We will never accept nuclear liability bill: BJP
New Delhi: BJP on Monday accused the UPA of
trying to push the Civil Liability for Nuclear Damage Bill,
2010, in Lok Sabha under US pressure and said it would never
support the legislation as by putting all liability on the
government, it was transferring this burden to the taxpayer.
"The bill not only limits the liability, it also
transfers a large part of the liability to the government, in
other words, the taxpayer," senior BJP leader Yashwant Sinha
BJP, which had earlier demanded that the government give
an explanation as to why it was deferring tabling of the bill
after listing it in the day`s business in the Lower House,
also does not want a cap on the liability.
Sinha himself wrote a letter to the Secretary General,
Lok Sabha, citing the problems BJP has with the bill.
BJP alleged that the bill was being brought under US
pressure mainly to keep two American multinationals --
Westinghouse and General Electric -- from paying any liability
and making the Indian government liable to pay in case of an
accident. "We will never accept this bill," Sinha said.
Opposition leaders alleged that US was putting pressure
on India after Union Carbide had to pay huge compensation to
victims of the Bhopal gas tragedy of 1984.
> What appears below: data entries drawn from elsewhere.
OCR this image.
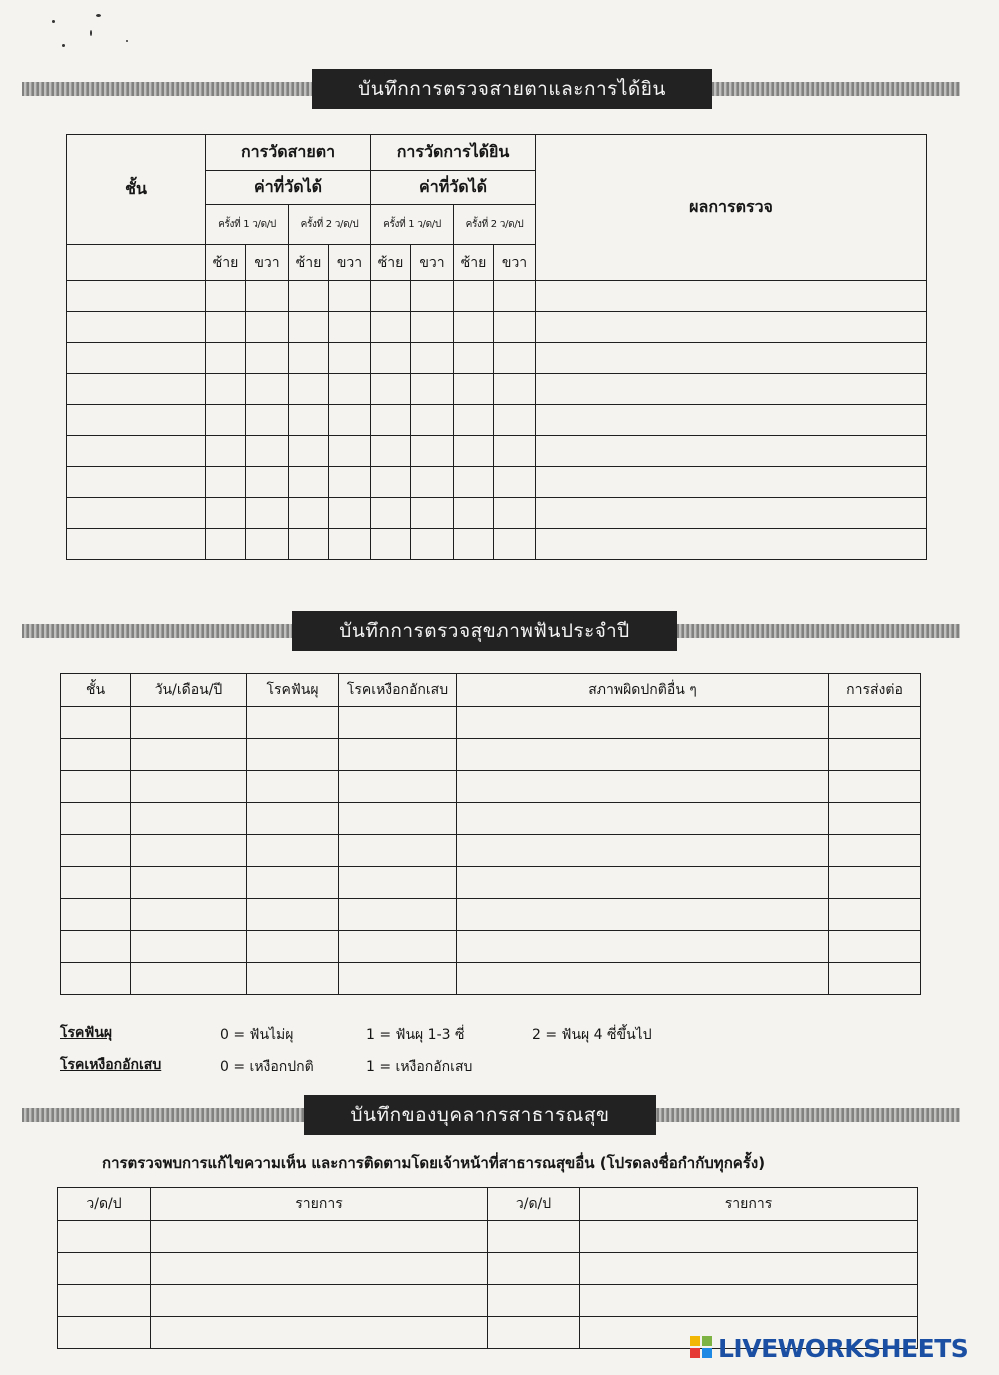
บันทึกการตรวจสายตาและการได้ยิน
ชั้น	การวัดสายตา				การวัดการได้ยิน				ผลการตรวจ
	ค่าที่วัดได้				ค่าที่วัดได้				
	ครั้งที่ 1 ว/ด/ป		ครั้งที่ 2 ว/ด/ป		ครั้งที่ 1 ว/ด/ป		ครั้งที่ 2 ว/ด/ป		
	ซ้าย	ขวา	ซ้าย	ขวา	ซ้าย	ขวา	ซ้าย	ขวา	

บันทึกการตรวจสุขภาพฟันประจำปี
ชั้น	วัน/เดือน/ปี	โรคฟันผุ	โรคเหงือกอักเสบ	สภาพผิดปกติอื่น ๆ	การส่งต่อ

โรคฟันผุ	0 = ฟันไม่ผุ	1 = ฟันผุ 1-3 ซี่	2 = ฟันผุ 4 ซี่ขึ้นไป
โรคเหงือกอักเสบ	0 = เหงือกปกติ	1 = เหงือกอักเสบ
บันทึกของบุคลากรสาธารณสุข
การตรวจพบการแก้ไขความเห็น และการติดตามโดยเจ้าหน้าที่สาธารณสุขอื่น (โปรดลงชื่อกำกับทุกครั้ง)
ว/ด/ป	รายการ	ว/ด/ป	รายการ

LIVEWORKSHEETS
Prime Minister Manmohan Singh had called Leader of
Opposition Sushma Swaraj yesterday to convince her, Sinha
said, adding that BJP would not relent.
BJP also wants parity with US citizens and Indians in
compensation and insists that the bill violates Article 21
(Right to protection of life and personal liberty).
"The liability under Price Anderson Act of the US is $
12.5 billion which is 23 times higher than the liability fixed
for an Indian operator. Clearly, the life of an Indian is only
worth a dime compared to the life of an American," Sinha said,
adding that this was violation of Article 14 (Right to
Equality) of Indian Constitution.
The main opposition alleged that government is bowing to
the US while countries like Russia, Germany, Canada and France
were ready for a deal without these "discriminatory" clauses.
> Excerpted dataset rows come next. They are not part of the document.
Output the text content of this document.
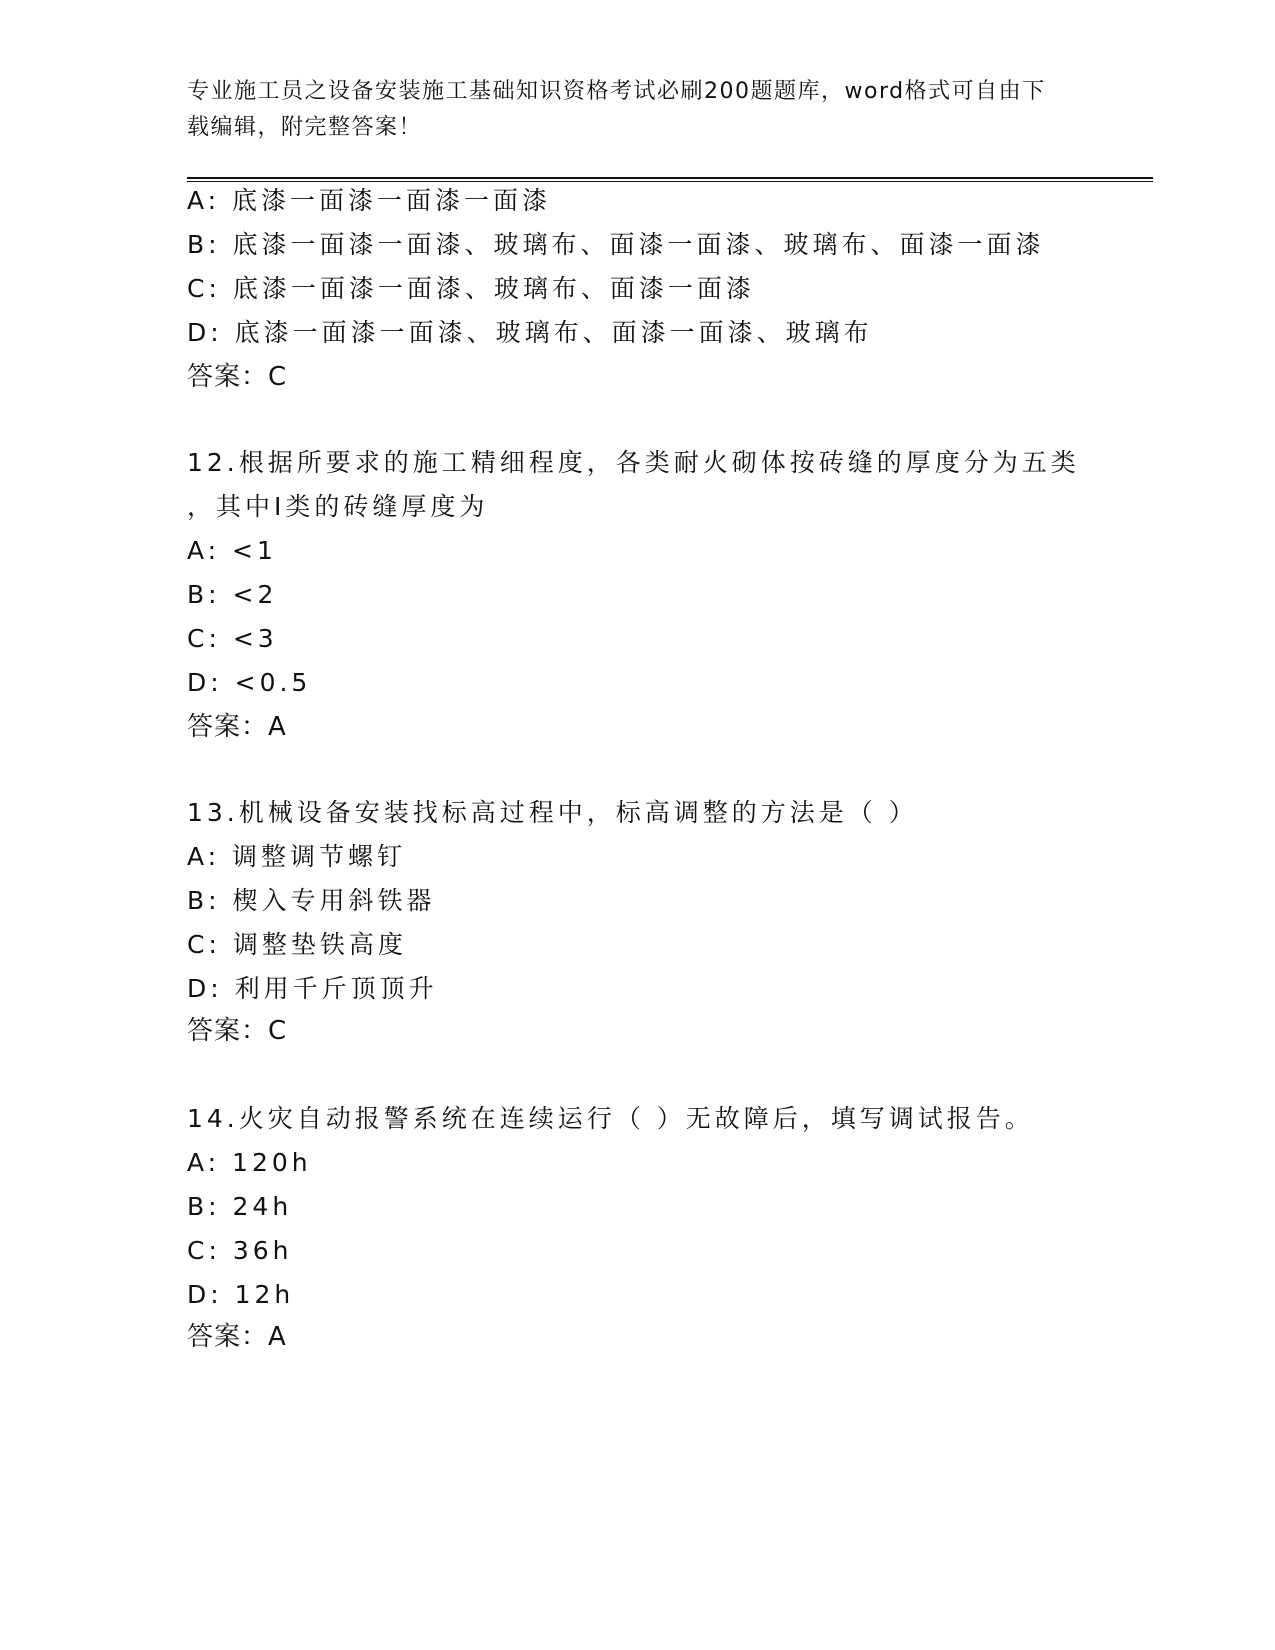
专业施工员之设备安装施工基础知识资格考试必刷200题题库，word格式可自由下载编辑，附完整答案！
A: 底漆一面漆一面漆一面漆
B: 底漆一面漆一面漆、玻璃布、面漆一面漆、玻璃布、面漆一面漆
C: 底漆一面漆一面漆、玻璃布、面漆一面漆
D: 底漆一面漆一面漆、玻璃布、面漆一面漆、玻璃布
答案：C
12.根据所要求的施工精细程度，各类耐火砌体按砖缝的厚度分为五类
，其中Ⅰ类的砖缝厚度为
A: <1
B: <2
C: <3
D: <0.5
答案：A
13.机械设备安装找标高过程中，标高调整的方法是（ ）
A: 调整调节螺钉
B: 楔入专用斜铁器
C: 调整垫铁高度
D: 利用千斤顶顶升
答案：C
14.火灾自动报警系统在连续运行（ ）无故障后，填写调试报告。
A: 120h
B: 24h
C: 36h
D: 12h
答案：A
"Moreover, the Indian courts will not have any
jurisdiction in these matters...No Indian court can order any
nuclear supplier to pay any compensation," Sinha maintained.
He alleged that the Indian government was allowing
foreign suppliers to go "scot-free" which should not be the
case under the "polluter pays principle".
"This shows the government is functioning in a
muddle-headed manner...It appears that this government is
totally rudderless and nobody is in-charge of it," the former
External Affairs Minister alleged.
The main opposition argued that it was not stopping the
nuclear deal but asserted that there cannot be a
"country-specific law" in India.
"We have no trust in this government," Sinha said.